What if You Don't Have a Passion?

I love me some Elizabeth Gilbert! When I heard her talk on Oprah's Super Soul Sessions about passion...or lack resonated with me. So much so that I wanted to write my own blog article about it.

Like Elizabeth, I have spouted "follow your passion" for years. But unlike her, I was often confused about what my passion exactly was. It seemed to change. Come and go. I didn't know what to make of this. It seemed something was wrong with me. Wrong with my "passion." I didn't seem to have one...or at least not one very strong.

I have often been envious of others who seem to really have a passion. Or at least the determination to stick with whatever it was they chose as their line of work. You know, those people who say at a very young age, "I want to be a doctor (or teacher or writer...fill in the blank)," and then actually do that and follow that path for the rest of their life.

I admired that kind of passion. I longed for it. I've never had it.

Yet I still professed "follow your passion" anytime the topic came up. Also in my own head. I was just still on the lookout for what my passion was. I was still searching.

When Elizabeth shared the story about the woman who wrote to her about not having a passion...that was me! (Well, not actually me, but it could have been.)

The woman said she didn't have any one thing that set her heart afire and was her guiding light to build her whole life around. She had lots of different interests. She would pursue one, thinking that was it, then find out it wasn't, so she'd go after something else... Her interests often changed by the season, and she couldn't seem to keep up with all the interests she had.

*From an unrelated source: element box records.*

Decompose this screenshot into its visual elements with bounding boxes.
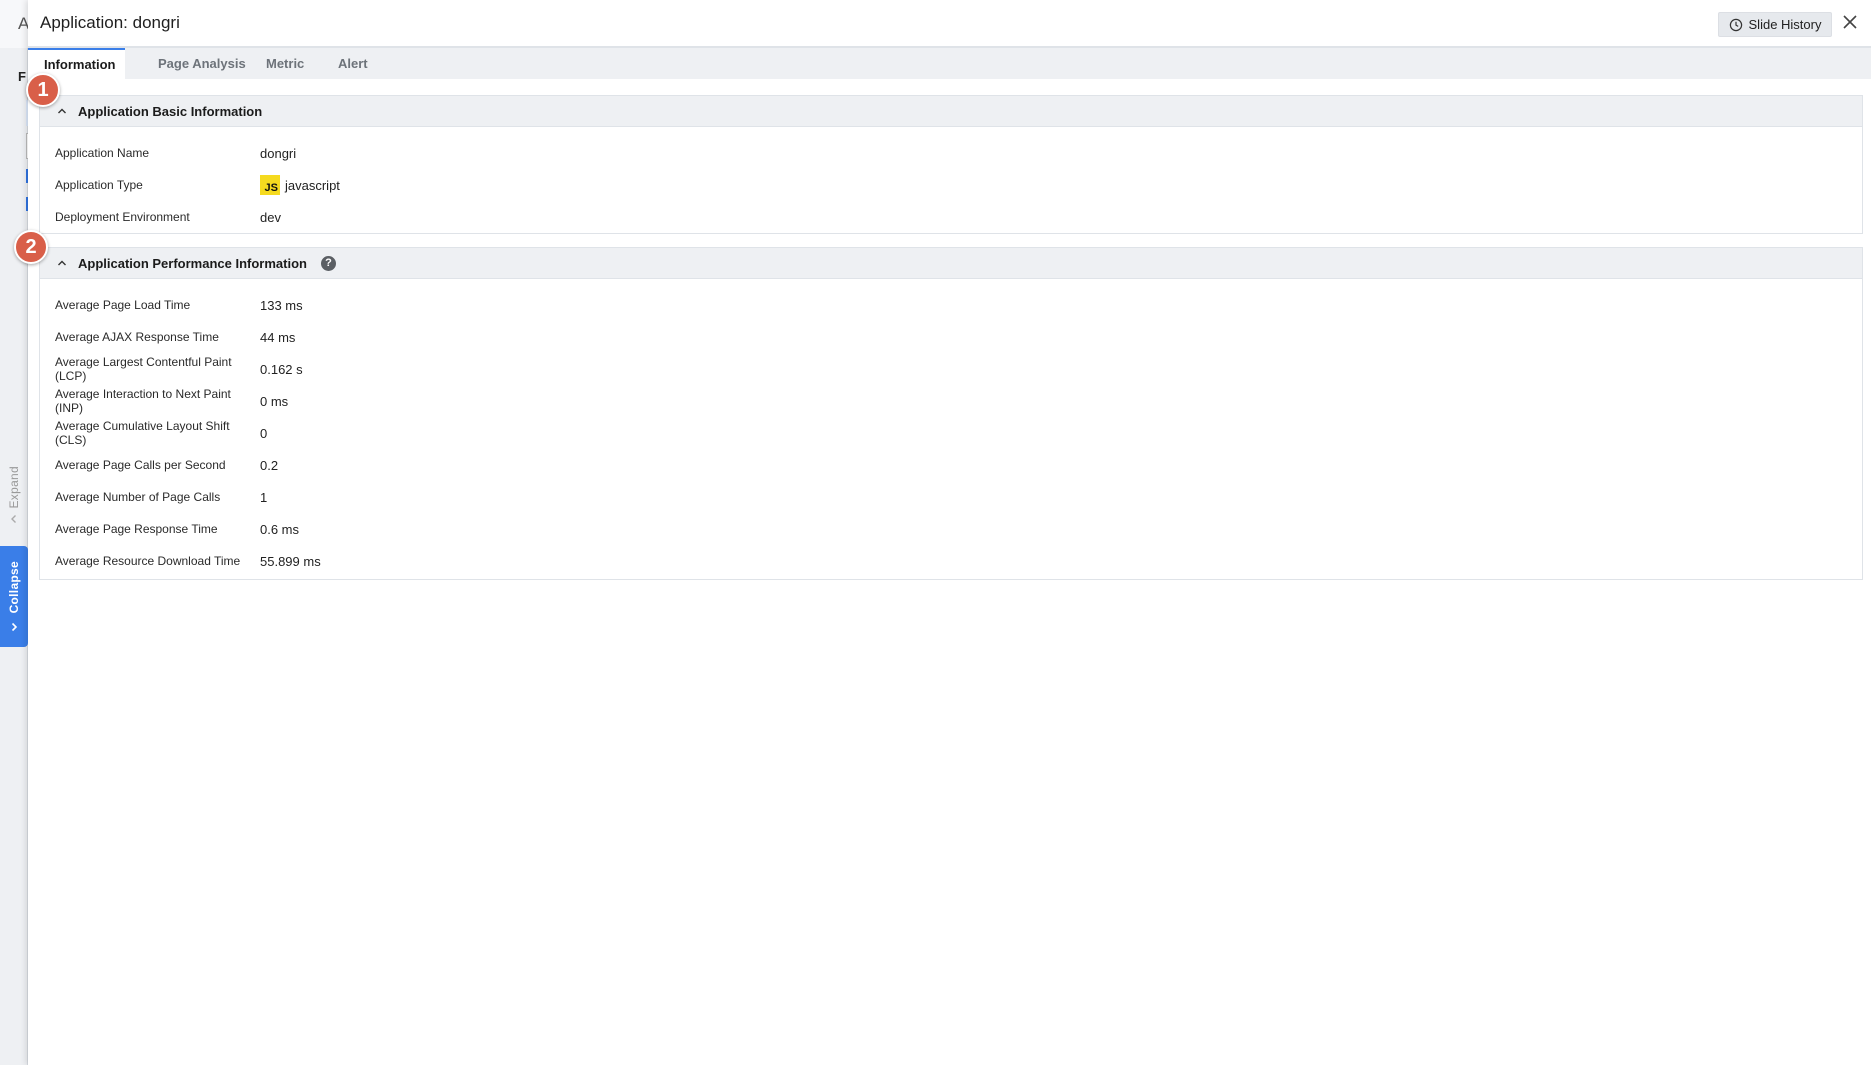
metric-row: Average Interaction to Next Paint (INP) … <box>40 385 1862 417</box>
metric-label: Average AJAX Response Time <box>55 330 219 344</box>
chevron-up-icon <box>58 260 66 266</box>
metric-value: 0 ms <box>260 393 289 409</box>
background-tab-fragment: F <box>18 69 26 84</box>
metric-row: Average Page Load Time 133 ms <box>40 289 1862 321</box>
javascript-icon: JS <box>260 175 280 195</box>
application-type-text: javascript <box>285 177 340 193</box>
metric-row: Average Page Response Time 0.6 ms <box>40 513 1862 545</box>
application-type-label: Application Type <box>55 178 143 192</box>
metric-row: Average AJAX Response Time 44 ms <box>40 321 1862 353</box>
deployment-environment-label: Deployment Environment <box>55 210 190 224</box>
chevron-up-icon <box>58 108 66 114</box>
collapse-tab[interactable]: Collapse <box>0 546 28 647</box>
page-title: Application: dongri <box>40 13 180 32</box>
callout-badge-2: 2 <box>14 230 48 264</box>
metric-value: 0 <box>260 425 268 441</box>
metric-row: Average Resource Download Time 55.899 ms <box>40 545 1862 577</box>
metric-label: Average Page Load Time <box>55 298 191 312</box>
performance-info-section: Application Performance Information ? Av… <box>39 247 1863 580</box>
panel-header: Application: dongri Slide History <box>28 0 1871 48</box>
callout-badge-1: 1 <box>26 73 60 107</box>
metric-label: Average Resource Download Time <box>55 554 241 568</box>
info-row: Deployment Environment dev <box>40 201 1862 233</box>
metric-value: 55.899 ms <box>260 553 321 569</box>
close-icon[interactable] <box>1840 12 1860 32</box>
metric-row: Average Number of Page Calls 1 <box>40 481 1862 513</box>
deployment-environment-value: dev <box>260 209 281 225</box>
slide-history-label: Slide History <box>1748 17 1822 32</box>
tab-bar: Information Page Analysis Metric Alert <box>28 48 1871 79</box>
performance-info-title: Application Performance Information <box>78 255 307 271</box>
metric-value: 1 <box>260 489 268 505</box>
tab-page-analysis[interactable]: Page Analysis <box>142 48 262 79</box>
expand-label: Expand <box>7 465 21 509</box>
metric-label: Average Largest Contentful Paint (LCP) <box>55 355 232 383</box>
metric-row: Average Cumulative Layout Shift (CLS) 0 <box>40 417 1862 449</box>
performance-info-header[interactable]: Application Performance Information ? <box>40 248 1862 279</box>
application-type-value: JS javascript <box>260 175 340 195</box>
collapse-label: Collapse <box>7 561 21 614</box>
basic-info-title: Application Basic Information <box>78 103 263 119</box>
metric-value: 0.162 s <box>260 361 303 377</box>
metric-label: Average Cumulative Layout Shift (CLS) <box>55 419 230 447</box>
metric-value: 0.6 ms <box>260 521 300 537</box>
info-row: Application Name dongri <box>40 137 1862 169</box>
metric-label: Average Page Calls per Second <box>55 458 226 472</box>
chevron-right-icon <box>11 622 18 631</box>
application-name-value: dongri <box>260 145 297 161</box>
metric-label: Average Page Response Time <box>55 522 218 536</box>
clock-icon <box>1729 18 1742 31</box>
basic-info-section: Application Basic Information Applicatio… <box>39 95 1863 234</box>
tab-alert[interactable]: Alert <box>322 48 384 79</box>
metric-label: Average Number of Page Calls <box>55 490 221 504</box>
metric-label: Average Interaction to Next Paint (INP) <box>55 387 231 415</box>
info-row: Application Type JS javascript <box>40 169 1862 201</box>
slide-history-button[interactable]: Slide History <box>1718 12 1832 37</box>
metric-row: Average Page Calls per Second 0.2 <box>40 449 1862 481</box>
tab-metric[interactable]: Metric <box>250 48 320 79</box>
basic-info-header[interactable]: Application Basic Information <box>40 96 1862 127</box>
metric-row: Average Largest Contentful Paint (LCP) 0… <box>40 353 1862 385</box>
help-icon[interactable]: ? <box>320 255 336 271</box>
metric-value: 133 ms <box>260 297 303 313</box>
metric-value: 44 ms <box>260 329 296 345</box>
application-name-label: Application Name <box>55 146 150 160</box>
expand-tab[interactable]: Expand <box>0 445 28 545</box>
chevron-left-icon <box>11 515 16 524</box>
metric-value: 0.2 <box>260 457 279 473</box>
application-detail-panel: Application: dongri Slide History Inform… <box>28 0 1871 1065</box>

That is definitely me. What about you?

This was also the story of Elizabeth's husband. He bounced around the world, following different interests and inclinations. When he was once challenged by someone, who pointed out he never had a central, guiding passion in his life and therefore, he wouldn't be able to leave a legacy because he never stuck with anything long enough.... When he was challenged by that person, he realized he did have a passion. His passion was "life itself."

Yes, YES!

So what do we do now? Where do we go from here?

Elizabeth suggests taking the word "passion" off the table. Stop focusing on that word. Stop trying to find it. Instead, investigate your curiosity.

We all have those little things that pique our curiosity. For whatever reason, we feel drawn to something. We want to learn more. We think it might just be what we've been searching for. But we're not sure. We're just curious.

That is what we need to give ourselves permission to look further into. When you feel curious about something, just look into it. Don't jump off the cliff. Don't give up everything, change everything, and run down that path. That's what "following a passion" asks...but not following a curiosity.

You may take a few steps in a direction that you were curious about and realize that's not for you after all. That's fine. Turn around and go back. After all, you only took a few steps down that path. See, that's the beauty of following your curiosities. You don't have to give up everything to learn more about them.

If, in fact, you do find something you want to pursue further, then you can. And you can still do it little by little. And if at some point along the way, your curiosity is satisfied and you're no longer interested in that thing...That is Ok! Follow the next curiosity. Look into it. Take a peek. See where it will lead.